Yesterday, a female patient with a huge kidney stone called and urged to be seen by my girlfriend. She had been suffering from abdominal pain, and barely could hold it. She had already seen a family practitioner, but he concluded that it must have been the kidney stone. But it wasn’t.
When she entered the consultation room, she described and showed the location of the pain — my girlfriend knew right away that this was NOT the kidney stone.
Then, the patient said something interesting:
“It’s really painful, doctor, I even asked my dad to drive really slowly because of the pain.”
My girlfriend immediately asked a specific, and at the first sight a very non-medical question:
“Did it hurt more when the road was bumpy ?”
The patient explained that bumps were the very reason why her dad had to slow down. “Even one single bump made it really hurt !”
During a short and standard specific physical examination in which my girlfriend applied pressure on a specific point on the right-hand side of the patient’s abdomen, and then quickly released the pressure, the patient’s reaction (screaming) spoke volumes.
“You have acute appendicitis.
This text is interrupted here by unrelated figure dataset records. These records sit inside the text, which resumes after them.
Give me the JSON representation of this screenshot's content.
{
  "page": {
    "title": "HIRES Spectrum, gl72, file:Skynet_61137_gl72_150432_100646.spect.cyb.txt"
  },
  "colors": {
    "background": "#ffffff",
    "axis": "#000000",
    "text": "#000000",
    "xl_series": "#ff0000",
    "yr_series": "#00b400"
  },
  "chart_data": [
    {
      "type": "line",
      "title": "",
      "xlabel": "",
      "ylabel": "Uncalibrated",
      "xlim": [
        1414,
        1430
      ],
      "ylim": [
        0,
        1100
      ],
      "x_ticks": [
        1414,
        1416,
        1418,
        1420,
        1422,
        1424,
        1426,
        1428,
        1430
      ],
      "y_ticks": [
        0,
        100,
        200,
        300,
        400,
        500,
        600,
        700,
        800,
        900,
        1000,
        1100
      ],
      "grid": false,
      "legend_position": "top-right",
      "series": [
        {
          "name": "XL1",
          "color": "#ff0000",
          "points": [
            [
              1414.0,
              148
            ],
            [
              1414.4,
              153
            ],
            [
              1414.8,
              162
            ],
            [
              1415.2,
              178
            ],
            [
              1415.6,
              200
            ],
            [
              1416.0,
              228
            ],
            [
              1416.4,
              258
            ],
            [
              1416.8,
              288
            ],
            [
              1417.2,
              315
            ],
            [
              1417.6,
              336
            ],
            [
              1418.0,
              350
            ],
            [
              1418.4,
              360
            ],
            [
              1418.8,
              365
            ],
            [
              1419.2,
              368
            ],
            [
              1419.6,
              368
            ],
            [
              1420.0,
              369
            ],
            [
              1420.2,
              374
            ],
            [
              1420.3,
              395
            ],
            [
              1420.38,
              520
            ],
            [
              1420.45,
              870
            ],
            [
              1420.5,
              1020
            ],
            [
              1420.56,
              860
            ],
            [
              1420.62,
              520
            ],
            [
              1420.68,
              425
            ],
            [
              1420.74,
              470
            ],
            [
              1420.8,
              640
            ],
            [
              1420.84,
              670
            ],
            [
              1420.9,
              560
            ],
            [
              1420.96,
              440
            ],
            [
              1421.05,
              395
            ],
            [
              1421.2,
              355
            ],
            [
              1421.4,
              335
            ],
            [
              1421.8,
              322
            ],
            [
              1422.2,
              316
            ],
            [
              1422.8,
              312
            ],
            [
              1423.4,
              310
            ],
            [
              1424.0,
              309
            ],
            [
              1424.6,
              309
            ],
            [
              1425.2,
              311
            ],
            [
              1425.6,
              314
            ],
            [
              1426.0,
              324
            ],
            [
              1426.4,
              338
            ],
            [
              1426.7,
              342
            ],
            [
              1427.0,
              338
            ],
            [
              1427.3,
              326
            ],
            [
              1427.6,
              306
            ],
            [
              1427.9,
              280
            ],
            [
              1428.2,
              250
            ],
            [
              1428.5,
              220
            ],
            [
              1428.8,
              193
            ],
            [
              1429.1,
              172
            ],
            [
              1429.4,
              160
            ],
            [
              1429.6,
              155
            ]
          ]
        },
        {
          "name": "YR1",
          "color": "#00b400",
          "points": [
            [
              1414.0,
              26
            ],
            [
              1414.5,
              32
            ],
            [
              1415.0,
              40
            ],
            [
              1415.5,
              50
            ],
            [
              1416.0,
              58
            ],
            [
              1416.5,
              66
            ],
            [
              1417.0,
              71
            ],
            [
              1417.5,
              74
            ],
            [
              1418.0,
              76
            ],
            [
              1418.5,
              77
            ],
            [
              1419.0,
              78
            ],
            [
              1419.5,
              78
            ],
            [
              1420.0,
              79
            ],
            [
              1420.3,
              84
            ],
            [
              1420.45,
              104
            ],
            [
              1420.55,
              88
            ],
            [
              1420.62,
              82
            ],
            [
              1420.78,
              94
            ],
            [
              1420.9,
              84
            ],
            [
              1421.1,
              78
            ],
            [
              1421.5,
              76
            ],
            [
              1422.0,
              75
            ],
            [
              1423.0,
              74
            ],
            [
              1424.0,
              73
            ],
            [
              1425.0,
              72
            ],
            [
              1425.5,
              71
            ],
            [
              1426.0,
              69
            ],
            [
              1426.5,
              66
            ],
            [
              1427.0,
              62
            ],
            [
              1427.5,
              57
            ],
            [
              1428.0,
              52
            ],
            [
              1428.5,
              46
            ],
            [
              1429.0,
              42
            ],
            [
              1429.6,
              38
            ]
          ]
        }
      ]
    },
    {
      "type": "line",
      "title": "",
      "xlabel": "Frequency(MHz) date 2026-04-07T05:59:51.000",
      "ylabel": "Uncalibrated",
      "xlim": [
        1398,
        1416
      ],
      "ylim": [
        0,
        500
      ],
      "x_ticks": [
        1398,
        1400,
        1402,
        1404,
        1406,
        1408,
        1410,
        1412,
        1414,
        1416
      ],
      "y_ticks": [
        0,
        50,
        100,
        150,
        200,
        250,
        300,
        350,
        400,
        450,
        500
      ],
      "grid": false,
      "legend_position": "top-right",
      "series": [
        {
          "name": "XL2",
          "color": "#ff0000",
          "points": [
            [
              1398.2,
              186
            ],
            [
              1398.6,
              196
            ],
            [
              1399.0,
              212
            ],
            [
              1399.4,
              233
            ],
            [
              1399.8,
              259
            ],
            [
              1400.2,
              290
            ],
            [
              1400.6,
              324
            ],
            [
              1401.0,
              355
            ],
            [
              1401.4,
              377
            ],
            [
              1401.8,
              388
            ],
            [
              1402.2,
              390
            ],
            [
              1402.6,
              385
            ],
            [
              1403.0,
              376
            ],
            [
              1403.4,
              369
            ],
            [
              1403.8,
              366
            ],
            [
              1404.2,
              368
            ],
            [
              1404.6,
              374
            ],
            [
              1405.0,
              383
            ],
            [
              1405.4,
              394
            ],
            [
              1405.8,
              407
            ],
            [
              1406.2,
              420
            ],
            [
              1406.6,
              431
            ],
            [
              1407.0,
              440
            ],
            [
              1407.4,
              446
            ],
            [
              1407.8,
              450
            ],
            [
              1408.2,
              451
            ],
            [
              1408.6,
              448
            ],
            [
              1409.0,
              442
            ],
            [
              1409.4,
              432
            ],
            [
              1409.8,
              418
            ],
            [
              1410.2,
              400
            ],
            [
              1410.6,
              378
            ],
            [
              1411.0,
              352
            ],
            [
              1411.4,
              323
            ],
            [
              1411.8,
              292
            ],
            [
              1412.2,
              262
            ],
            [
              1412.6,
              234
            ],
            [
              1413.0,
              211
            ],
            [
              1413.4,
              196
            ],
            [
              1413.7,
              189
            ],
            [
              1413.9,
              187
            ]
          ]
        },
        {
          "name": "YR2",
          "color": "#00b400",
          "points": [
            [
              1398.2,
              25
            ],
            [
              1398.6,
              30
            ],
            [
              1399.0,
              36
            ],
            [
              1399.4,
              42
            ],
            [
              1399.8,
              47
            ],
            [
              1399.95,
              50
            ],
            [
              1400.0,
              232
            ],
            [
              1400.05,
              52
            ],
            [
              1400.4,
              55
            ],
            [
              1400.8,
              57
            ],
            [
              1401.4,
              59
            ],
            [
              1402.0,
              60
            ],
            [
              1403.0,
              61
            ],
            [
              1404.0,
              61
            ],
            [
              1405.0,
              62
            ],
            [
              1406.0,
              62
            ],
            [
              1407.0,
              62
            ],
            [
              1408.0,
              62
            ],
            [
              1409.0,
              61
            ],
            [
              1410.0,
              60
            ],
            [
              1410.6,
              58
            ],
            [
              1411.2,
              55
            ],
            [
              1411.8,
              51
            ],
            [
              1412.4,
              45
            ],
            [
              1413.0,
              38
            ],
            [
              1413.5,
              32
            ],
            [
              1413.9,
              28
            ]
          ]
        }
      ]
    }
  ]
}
You will need urgent surgery today.”
The patient first refused any kind of surgery on that day, but after Freya had explained that acute appendicitis can be lethal if not treated appropriately, the patient gave in.
After a double-check by a general surgeon, an emergency ultrasound confirmed the diagnosis. The surgeon consequently took over the patient and removed the appendix during surgery not much later. And the problem was solved.